Библейский зоопарк давно перебрался в другое место, и сегодня вместо воплей обезьян и рычания тигров здесь слышатся лишь скорбные завыванья людей, возносящиеся над стоящим поблизости зданием, где отпевают покойников, и сопровождающие меня все то время, что я медленно брожу вокруг родительского дома. Я никогда не жил в нем и ни разу не переступил его порог, но здесь я "был зачат" - при всей своей забывчивости не могу забыть это напыщенное слово - и хорошо представляю себе внутреннее расположение комнат, потому что мне не только многократно описывали его на словах, но однажды даже вычертили на бумаге.

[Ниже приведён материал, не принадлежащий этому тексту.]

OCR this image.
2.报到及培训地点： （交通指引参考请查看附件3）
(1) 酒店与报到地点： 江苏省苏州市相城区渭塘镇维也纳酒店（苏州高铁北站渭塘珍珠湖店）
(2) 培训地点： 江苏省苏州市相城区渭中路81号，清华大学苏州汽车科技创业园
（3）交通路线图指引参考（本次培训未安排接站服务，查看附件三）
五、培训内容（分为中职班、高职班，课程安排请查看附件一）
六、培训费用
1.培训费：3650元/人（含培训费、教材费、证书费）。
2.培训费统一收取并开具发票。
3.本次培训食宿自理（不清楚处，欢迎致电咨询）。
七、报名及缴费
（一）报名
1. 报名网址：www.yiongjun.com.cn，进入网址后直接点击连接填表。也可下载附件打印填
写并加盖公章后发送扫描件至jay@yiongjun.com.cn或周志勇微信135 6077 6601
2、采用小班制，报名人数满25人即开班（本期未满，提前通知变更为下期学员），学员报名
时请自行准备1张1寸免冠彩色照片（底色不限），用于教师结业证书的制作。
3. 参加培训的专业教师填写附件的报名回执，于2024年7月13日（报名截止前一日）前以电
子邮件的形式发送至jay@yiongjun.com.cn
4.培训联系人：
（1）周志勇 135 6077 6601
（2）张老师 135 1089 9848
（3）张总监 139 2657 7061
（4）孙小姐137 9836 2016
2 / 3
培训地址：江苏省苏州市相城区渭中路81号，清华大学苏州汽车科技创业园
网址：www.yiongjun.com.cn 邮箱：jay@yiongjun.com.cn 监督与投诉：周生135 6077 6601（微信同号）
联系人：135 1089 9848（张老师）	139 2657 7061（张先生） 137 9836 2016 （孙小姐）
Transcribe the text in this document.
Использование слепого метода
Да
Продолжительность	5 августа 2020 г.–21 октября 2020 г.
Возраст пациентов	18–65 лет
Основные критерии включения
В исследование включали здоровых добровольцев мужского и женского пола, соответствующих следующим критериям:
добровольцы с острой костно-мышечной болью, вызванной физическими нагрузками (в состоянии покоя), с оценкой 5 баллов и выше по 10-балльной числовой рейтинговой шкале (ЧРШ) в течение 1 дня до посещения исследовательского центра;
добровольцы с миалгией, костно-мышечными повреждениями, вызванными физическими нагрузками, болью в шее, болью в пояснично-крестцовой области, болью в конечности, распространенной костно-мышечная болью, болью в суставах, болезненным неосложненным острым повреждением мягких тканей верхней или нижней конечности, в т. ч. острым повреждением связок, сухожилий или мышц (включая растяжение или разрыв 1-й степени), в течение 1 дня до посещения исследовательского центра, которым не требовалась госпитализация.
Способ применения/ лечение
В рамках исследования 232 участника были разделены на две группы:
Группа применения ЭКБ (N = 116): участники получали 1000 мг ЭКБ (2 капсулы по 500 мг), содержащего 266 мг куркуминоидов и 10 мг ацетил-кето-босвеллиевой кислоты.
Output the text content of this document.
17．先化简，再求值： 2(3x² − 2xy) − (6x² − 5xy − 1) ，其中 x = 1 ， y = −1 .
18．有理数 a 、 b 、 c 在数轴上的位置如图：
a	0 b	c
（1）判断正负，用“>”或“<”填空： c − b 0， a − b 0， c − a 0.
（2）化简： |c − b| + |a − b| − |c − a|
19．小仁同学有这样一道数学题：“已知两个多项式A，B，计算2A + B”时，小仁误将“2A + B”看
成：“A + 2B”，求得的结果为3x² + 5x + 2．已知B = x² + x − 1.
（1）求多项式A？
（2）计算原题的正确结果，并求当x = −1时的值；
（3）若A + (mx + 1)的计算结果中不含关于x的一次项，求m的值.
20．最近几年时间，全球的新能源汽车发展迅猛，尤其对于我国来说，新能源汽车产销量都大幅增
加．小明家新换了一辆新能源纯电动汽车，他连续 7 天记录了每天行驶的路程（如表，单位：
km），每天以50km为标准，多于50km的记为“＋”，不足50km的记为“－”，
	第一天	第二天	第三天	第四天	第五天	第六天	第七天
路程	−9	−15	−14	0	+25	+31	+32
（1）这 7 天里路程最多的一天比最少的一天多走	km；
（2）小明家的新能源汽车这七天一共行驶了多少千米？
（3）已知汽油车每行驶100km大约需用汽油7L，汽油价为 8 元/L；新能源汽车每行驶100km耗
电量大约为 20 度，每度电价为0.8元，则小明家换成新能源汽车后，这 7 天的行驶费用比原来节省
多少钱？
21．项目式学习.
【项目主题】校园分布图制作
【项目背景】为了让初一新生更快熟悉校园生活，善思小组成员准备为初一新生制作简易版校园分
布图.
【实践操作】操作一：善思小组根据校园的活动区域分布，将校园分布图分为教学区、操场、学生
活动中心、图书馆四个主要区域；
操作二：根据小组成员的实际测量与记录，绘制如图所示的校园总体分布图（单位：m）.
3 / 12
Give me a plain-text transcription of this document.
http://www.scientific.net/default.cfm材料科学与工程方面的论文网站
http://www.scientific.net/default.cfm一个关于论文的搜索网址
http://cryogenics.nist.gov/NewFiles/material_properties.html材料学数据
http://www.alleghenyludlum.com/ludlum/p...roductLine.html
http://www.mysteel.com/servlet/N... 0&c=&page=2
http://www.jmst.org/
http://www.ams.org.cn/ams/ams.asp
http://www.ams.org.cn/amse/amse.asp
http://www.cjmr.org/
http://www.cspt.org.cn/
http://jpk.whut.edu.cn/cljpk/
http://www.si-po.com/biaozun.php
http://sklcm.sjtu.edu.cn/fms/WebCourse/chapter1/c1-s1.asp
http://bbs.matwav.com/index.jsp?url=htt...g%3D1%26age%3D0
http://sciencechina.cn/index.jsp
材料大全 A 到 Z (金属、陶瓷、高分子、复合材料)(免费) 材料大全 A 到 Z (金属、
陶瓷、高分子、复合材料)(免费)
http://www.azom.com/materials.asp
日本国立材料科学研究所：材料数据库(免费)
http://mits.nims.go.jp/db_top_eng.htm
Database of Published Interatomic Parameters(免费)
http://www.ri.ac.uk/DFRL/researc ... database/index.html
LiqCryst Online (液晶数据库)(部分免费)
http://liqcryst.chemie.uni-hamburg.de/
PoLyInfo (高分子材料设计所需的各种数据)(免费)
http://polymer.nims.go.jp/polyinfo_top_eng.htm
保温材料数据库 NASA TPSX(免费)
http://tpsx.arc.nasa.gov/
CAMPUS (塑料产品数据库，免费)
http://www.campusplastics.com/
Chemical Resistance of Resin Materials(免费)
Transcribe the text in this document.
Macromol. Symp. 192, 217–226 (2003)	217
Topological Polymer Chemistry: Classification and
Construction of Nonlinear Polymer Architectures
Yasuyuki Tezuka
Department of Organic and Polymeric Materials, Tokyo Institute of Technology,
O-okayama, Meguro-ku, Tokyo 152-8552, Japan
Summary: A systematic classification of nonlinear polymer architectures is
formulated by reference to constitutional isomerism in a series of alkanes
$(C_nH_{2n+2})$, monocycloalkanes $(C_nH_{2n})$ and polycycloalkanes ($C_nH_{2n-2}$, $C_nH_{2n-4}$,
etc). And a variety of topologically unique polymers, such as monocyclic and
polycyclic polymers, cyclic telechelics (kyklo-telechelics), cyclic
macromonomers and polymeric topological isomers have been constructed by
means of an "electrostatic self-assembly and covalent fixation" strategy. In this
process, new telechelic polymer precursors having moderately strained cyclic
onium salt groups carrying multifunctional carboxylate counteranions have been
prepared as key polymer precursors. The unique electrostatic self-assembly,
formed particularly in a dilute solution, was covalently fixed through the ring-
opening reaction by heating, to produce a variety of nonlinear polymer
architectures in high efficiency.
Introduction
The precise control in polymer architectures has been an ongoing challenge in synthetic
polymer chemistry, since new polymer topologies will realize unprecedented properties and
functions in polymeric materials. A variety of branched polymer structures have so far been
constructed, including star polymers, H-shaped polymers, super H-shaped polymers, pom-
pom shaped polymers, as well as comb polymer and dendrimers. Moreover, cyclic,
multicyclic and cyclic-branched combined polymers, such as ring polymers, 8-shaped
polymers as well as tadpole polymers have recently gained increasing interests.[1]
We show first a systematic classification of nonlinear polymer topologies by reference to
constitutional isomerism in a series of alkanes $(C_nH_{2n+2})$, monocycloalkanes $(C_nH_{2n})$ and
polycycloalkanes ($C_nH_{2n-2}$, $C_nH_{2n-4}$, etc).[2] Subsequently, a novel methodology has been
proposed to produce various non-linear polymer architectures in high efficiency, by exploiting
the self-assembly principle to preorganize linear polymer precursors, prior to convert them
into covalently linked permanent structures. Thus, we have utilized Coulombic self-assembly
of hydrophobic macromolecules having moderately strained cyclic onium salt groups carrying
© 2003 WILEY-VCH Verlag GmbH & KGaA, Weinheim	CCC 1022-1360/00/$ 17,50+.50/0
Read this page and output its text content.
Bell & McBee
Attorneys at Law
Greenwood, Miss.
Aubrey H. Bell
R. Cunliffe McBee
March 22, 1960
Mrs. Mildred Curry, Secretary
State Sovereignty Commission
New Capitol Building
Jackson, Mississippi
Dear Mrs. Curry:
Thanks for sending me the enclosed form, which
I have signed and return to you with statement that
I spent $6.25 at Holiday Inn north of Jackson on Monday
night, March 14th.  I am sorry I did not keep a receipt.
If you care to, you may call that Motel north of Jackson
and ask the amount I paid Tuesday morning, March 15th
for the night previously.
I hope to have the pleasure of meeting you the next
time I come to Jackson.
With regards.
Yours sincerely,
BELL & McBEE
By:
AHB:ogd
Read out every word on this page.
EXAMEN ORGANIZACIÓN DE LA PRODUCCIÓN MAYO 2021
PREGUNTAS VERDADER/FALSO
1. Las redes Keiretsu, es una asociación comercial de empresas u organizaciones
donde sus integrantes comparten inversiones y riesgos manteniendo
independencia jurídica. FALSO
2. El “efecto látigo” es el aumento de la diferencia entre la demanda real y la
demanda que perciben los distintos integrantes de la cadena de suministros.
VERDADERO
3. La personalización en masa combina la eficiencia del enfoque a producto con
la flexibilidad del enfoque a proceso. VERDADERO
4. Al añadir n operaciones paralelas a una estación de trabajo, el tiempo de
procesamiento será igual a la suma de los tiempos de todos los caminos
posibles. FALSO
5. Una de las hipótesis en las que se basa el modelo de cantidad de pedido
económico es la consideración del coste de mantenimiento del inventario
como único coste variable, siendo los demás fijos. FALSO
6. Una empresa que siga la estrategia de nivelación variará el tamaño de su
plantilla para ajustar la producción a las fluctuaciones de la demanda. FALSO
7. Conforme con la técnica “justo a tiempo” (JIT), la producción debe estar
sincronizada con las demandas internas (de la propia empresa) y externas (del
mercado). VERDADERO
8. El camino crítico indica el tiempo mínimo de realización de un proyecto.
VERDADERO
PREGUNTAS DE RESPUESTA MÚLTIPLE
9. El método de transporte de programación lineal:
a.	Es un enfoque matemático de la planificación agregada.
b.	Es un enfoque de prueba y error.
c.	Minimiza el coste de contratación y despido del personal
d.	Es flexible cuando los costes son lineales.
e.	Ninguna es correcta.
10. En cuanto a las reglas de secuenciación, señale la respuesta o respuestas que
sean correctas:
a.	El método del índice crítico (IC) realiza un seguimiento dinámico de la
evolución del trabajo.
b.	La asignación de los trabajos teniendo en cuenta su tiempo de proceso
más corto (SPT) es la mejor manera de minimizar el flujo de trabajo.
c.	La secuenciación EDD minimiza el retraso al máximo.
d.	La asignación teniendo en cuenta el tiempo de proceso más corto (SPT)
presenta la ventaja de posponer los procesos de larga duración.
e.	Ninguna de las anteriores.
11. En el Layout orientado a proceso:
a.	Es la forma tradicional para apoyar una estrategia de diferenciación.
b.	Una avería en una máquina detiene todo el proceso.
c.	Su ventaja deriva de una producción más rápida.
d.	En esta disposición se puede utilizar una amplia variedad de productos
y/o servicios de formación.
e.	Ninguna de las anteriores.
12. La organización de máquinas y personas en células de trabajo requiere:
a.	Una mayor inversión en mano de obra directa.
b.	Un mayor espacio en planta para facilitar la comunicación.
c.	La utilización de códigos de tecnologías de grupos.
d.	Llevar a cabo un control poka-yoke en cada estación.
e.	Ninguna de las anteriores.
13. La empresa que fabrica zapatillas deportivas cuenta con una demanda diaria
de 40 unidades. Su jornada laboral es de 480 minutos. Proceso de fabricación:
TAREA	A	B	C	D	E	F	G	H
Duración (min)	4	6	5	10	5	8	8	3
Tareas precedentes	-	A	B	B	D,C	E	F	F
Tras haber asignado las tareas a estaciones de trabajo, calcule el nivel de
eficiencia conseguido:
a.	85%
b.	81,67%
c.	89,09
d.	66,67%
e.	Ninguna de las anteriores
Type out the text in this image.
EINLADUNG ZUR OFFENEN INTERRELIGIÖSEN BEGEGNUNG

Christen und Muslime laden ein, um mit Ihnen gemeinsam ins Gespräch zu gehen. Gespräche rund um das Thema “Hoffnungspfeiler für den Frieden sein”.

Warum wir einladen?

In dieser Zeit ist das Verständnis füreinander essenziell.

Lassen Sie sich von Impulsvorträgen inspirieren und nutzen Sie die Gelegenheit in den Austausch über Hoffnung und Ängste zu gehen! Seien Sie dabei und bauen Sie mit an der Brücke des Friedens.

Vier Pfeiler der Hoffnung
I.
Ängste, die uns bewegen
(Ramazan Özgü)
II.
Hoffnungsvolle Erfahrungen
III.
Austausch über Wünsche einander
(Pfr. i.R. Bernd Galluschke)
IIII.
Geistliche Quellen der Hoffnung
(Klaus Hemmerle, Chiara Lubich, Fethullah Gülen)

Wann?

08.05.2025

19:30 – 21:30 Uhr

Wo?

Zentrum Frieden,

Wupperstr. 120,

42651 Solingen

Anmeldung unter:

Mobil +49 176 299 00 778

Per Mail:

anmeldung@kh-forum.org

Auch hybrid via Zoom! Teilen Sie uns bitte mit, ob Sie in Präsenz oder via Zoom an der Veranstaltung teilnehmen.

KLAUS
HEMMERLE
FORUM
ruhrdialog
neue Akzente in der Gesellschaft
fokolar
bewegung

В доме были три комнаты. Родители сняли северовосточную угловушку, и Мать немедленно покрасила ее ставни в зеленый цвет. А в двух оставшихся комнатах, всегда запертых на ключ, хозяин дома сложил свою библиотеку - художественную литературу, а также книги по искусству и науке.
Дом принадлежал ультраортодоксальному еврею из венгерских хасидов, и Мать рассказывала, что время от времени, с наступлением темноты, он тайком пробирался в собственные владения, чтобы воссоединиться со своими запретными книгами. Он не перечитывал их, потому что давно уже знал всё на память, но каждый раз проветривал их тюрьму, на время извлекал на свободу, нюхал и очищал от пыли и клал на них открытые пузырьки с эвкалиптовым маслом, острый запах которого - так он объяснял Матери - отгоняет мышей и убивает моль.
"Но главное, он проверял, не убежала ли из его книг какая-нибудь буква, - смеялась Мать. - Ведь буква, которую никто не читает, в конце концов обязательно убегает - поискать себе другие глаза".
А Черная Тетя добавила: "Мы, женщины, все такие".